Apesar da escassez de docentes, os concursos interno e externo contam este ano com menos 2.591 vagas face ao ano passado, sendo a maior diferença para quadros de zona pedagógica (QZP).
Com menos 1.784 vagas face ao ano anterior, o concurso externo conta com 3.839 lugares que serão ocupados por professores contratados que passam a integrar os quadros por cumprirem os requisitos da norma-travão (197), com três contratos sucessivos em horário anual completo, ou através do mecanismo de vinculação dinâmica (3.336).
A vinculação dinâmica, introduzida pelo governo socialista liderado por António Costa no novo regime de gestão e recrutamento de professores, prevê a vinculação dos docentes à medida que acumulem o equivalente a três anos de serviço.
Ao contrário do ano passado, a maioria dos lugares disponibilizados para o próximo ano é em quadro de escola, no âmbito do concurso interno, que permite aos professores já vinculados aproximarem-se de casa.
Em comunicado divulgado hoje, o MECI sublinha que "o número de vagas foi definido por proposta da Agência para a Gestão do Sistema Educativo, com base nos normativos em vigor, na análise técnica dos serviços e na informação dos sistemas" do Ministério, validada pelos agrupamentos.
Nessa análise, foram considerados fatores como o número de alunos, a distribuição dos docentes de quadro, a previsão de aposentações para 2026, as necessidades letivas por grupo de recrutamento e a identificação dos docentes que reúnem os requisitos previstos no âmbito da norma-travão e da vinculação dinâmica.
"Nos grupos de recrutamento e QZP em que se verificaram carências, foram reforçadas as respetivas vagas", acrescenta a tutela.
O principal grupo de recrutamento reforçado é o do 1.º ciclo do ensino básico, com uma majoração de 306 em QZP carenciados. Na totalidade das zonas com maiores dificuldades na contratação de docentes, existem 3.152 vagas, 2.472 das quais em quadro de escola.
O MECI destaca os QZP que abrangem os concelhos de Amadora, Cascais, Lisboa, Loures, Odivelas, Oeiras, Sintra, Vila Franca de Xira, Almada, Seixal, Barreiro, Moita, Montijo, Alcochete, Palmela, Sesimbra e Setúbal, bem como os QZP do Algarve e Alentejo.

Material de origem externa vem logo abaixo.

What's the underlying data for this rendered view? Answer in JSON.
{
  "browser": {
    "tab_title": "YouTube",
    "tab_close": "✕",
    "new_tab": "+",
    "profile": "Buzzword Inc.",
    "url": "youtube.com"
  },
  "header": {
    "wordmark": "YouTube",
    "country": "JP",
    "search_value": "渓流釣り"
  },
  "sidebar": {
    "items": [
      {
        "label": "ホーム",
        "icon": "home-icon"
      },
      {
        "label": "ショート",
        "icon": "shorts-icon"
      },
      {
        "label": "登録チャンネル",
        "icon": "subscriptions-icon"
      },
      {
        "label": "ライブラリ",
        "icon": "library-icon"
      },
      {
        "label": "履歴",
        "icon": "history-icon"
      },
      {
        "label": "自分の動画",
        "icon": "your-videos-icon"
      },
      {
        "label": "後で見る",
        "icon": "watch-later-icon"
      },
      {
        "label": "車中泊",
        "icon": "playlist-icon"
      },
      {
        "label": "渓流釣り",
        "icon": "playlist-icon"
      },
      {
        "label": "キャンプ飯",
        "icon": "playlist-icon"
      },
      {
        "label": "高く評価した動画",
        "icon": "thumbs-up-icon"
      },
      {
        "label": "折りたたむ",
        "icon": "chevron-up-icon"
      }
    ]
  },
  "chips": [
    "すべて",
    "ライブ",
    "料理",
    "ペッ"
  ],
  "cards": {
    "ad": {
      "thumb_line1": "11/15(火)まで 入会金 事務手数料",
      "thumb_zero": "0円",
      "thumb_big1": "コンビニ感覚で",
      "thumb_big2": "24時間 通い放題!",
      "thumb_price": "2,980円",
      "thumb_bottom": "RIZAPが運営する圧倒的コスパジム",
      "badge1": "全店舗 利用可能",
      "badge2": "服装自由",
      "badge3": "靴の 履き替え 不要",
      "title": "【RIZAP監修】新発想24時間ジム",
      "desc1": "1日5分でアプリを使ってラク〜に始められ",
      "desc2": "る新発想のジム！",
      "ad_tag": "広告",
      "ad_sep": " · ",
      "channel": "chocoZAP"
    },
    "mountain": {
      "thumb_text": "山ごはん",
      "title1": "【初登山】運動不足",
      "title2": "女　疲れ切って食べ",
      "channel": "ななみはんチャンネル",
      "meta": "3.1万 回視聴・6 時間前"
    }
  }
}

O MECI refere ainda que foram identificadas 2.594 "vagas negativas" que correspondem a lugares que não dão origem a abertura de novas vagas caso deixem de estar ocupadas, por exemplo, por docentes sem componente letiva atribuída.
As candidaturas decorrem até às 23:59 de 13 de abril e o MECI prevê que as listas definitivas sejam publicadas durante a primeira semana de junho, ainda no atual ano letivo.